Fuad menyadari, selama ini terjadi kebocoran di pos penerimaan pajak pertambahan nilai (PPN) akibat adanya faktur pajak fiktif. Fuad menduga, dari sekitar 700.000 PKP tersebut yang merupakan perusahaan yang masih aktif hanya sekitar 200.000 saja.
Kebocoran restitusi pajak bisa mencapai triliunan rupiah tiap tahun.
Fuad berharap, registrasi ulang PKP ini nantinya bisa diselesaikan akhir tahun 2012 ini. Tujuannya agar kebocoran dari penerimaan PPN tiap tahun bisa berkurang.
Meski tidak bisa memastikan berapa yang bocor, Fuad memperkirakan jumlahnya bisa mencapai triliunan rupiah. "Saya yakin mencapai triliunan, meskipun tidak sampai. ratusan triliun," kata Fuad.
Fuad mengakui, sejak pemerintah mengenakan PPN pada 1980-an, penerimaan dari pos ini selalu mengalami kebocoran. "Jadi menurut senior-senior kami, kebocoran ini memang terjadi sejak dulu dan sekarang ini sudah kami pahami, maka itu kami ingin melakukan pembenahan sistem kerja," kata Fuad.
Tapi, bagi Sekjen Asosiasi Pembayar Pajak Indonesia Sasmito Hadinegoro, langkah menertibkan PKP saja tidaklah cukup untuk mencegah kebocoran akibat faktur pajak fiktif. Menurutnya, kantor pajak juga harus membenahi sistem administrasi dan juga bank data di kantor pajak.
Sasmito mensinyalir, manipulasi faktur pajak ini sudah semakin canggih. Modusnya antara lain barang yang diekspor ke Hong Kong seolah diputar ke India. Lalu dengan barang yang sama seolah ada ekspor ke China. "Kemudian mereka mengajukan restitusi pajaknya berkali-kali. Ini harus dicegah," kata Sasmito.

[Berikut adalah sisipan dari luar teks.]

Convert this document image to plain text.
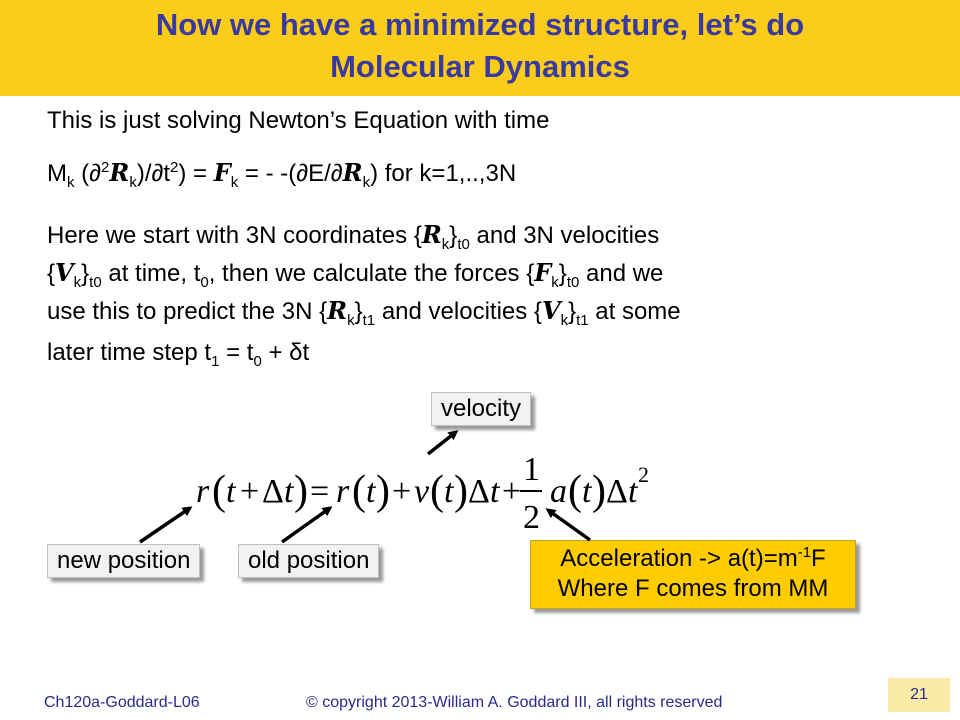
Now we have a minimized structure, let’s do
Molecular Dynamics
This is just solving Newton’s Equation with time
$M_k$ $(\partial^2R_k)/\partial t^2) = F_k$ = - $-(\partial E/\partial R_k)$ for k=1,..,3N
Here we start with 3N coordinates $\{R_k\}_{t0}$ and 3N velocities
$\{V_k\}_{t0}$ at time, $t_0$, then we calculate the forces $\{F_k\}_{t0}$ and we
use this to predict the 3N $\{R_k\}_{t1}$ and velocities $\{V_k\}_{t1}$ at some
later time step $t_1 = t_0 + \delta t$
velocity
new position	old position	Acceleration -> $a(t)=m^{-1}F$
Where F comes from MM
r ( t + Δ t ) = r ( t ) + v ( t ) Δ t +
1
2
a ( t ) Δ t 2
Ch120a-Goddard-L06	© copyright 2013-William A. Goddard III, all rights reserved	21
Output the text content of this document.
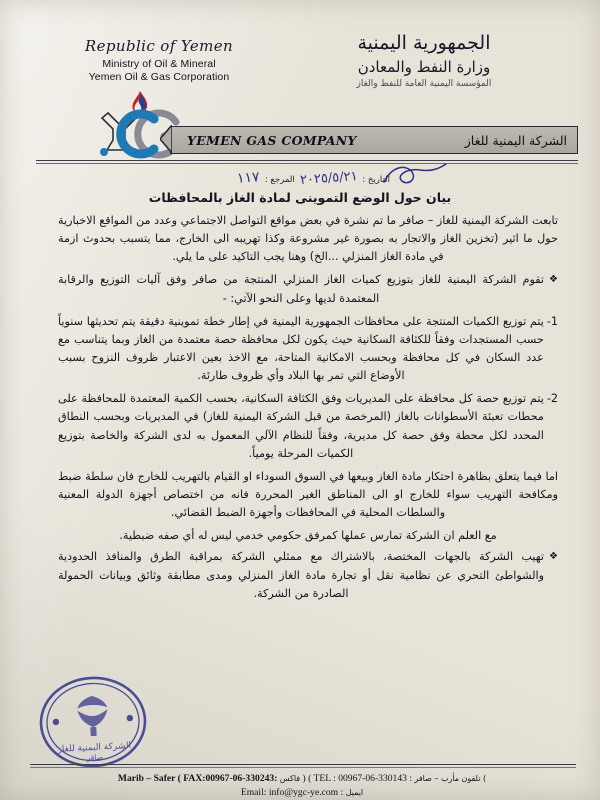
Republic of Yemen
Ministry of Oil & Mineral
Yemen Oil & Gas Corporation
الجمهورية اليمنية
وزارة النفط والمعادن
المؤسسة اليمنية العامة للنفط والغاز
YEMEN GAS COMPANY	الشركة اليمنية للغاز
التاريخ :
٢٠٢٥/٥/٢١
المرجع :
١١٧
بيان حول الوضع التموينى لمادة الغاز بالمحافظات

تابعت الشركة اليمنية للغاز – صافر ما تم نشرة في بعض مواقع التواصل الاجتماعي وعدد من المواقع الاخبارية حول ما اثير (تخزين الغاز والاتجار به بصورة غير مشروعة وكذا تهريبه الى الخارج، مما يتسبب بحدوث ازمة في مادة الغاز المنزلي ...الخ) وهنا يجب التاكيد على ما يلي.

❖
تقوم الشركة اليمنية للغاز بتوزيع كميات الغاز المنزلي المنتجة من صافر وفق آليات التوزيع والرقابة المعتمدة لديها وعلى النحو الآتي: -
1-
يتم توزيع الكميات المنتجة على محافظات الجمهورية اليمنية في إطار خطة تموينية دقيقة يتم تحديثها سنوياً حسب المستجدات وفقاً للكثافة السكانية حيث يكون لكل محافظة حصة معتمدة من الغاز وبما يتناسب مع عدد السكان في كل محافظة وبحسب الامكانية المتاحة، مع الاخذ بعين الاعتبار ظروف النزوح بسبب الأوضاع التي تمر بها البلاد وأي ظروف طارئة.
2-
يتم توزيع حصة كل محافظة على المديريات وفق الكثافة السكانية، بحسب الكمية المعتمدة للمحافظة على محطات تعبئة الأسطوانات بالغاز (المرخصة من قبل الشركة اليمنية للغاز) في المديريات وبحسب النطاق المحدد لكل محطة وفق حصة كل مديرية، وفقاً للنظام الآلي المعمول به لدى الشركة والخاصة بتوزيع الكميات المرحلة يومياً.

اما فيما يتعلق بظاهرة احتكار مادة الغاز وبيعها في السوق السوداء او القيام بالتهريب للخارج فان سلطة ضبط ومكافحة التهريب سواء للخارج او الى المناطق الغير المحررة فانه من اختصاص أجهزة الدولة المعنية والسلطات المحلية في المحافظات وأجهزة الضبط القضائي.

مع العلم ان الشركة تمارس عملها كمرفق حكومي خدمي ليس له أي صفه ضبطية.

❖
تهيب الشركة بالجهات المختصة، بالاشتراك مع ممثلي الشركة بمراقبة الطرق والمنافذ الحدودية والشواطئ التحري عن نظامية نقل أو تجارة مادة الغاز المنزلي ومدى مطابقة وثائق وبيانات الحمولة الصادرة من الشركة.
الشركة اليمنية للغاز
صافر
Marib – Safer ( FAX:00967-06-330243: فاكس ) ( TEL : 00967-06-330143 :	تلفون مأرب – صافر (
Email: info@ygc-ye.com : ايميل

Karena itu, ia menyarankan kantor pajak menggandeng perbankan, untuk membuat data yang akurat soal transaksi PKP tersebut. Selain itu, petugas yang mengurusi restitusi jarang berganti-ganti, sehingga rawan terjadi kolusi.
Seharusnya kini Ditjen Pajak sudah memakai sapu yang bersih setelah terbongkarnya Korupsi Gayus Tambunan, Dhana Widyatmika dan sekarang Tommy Hindratno.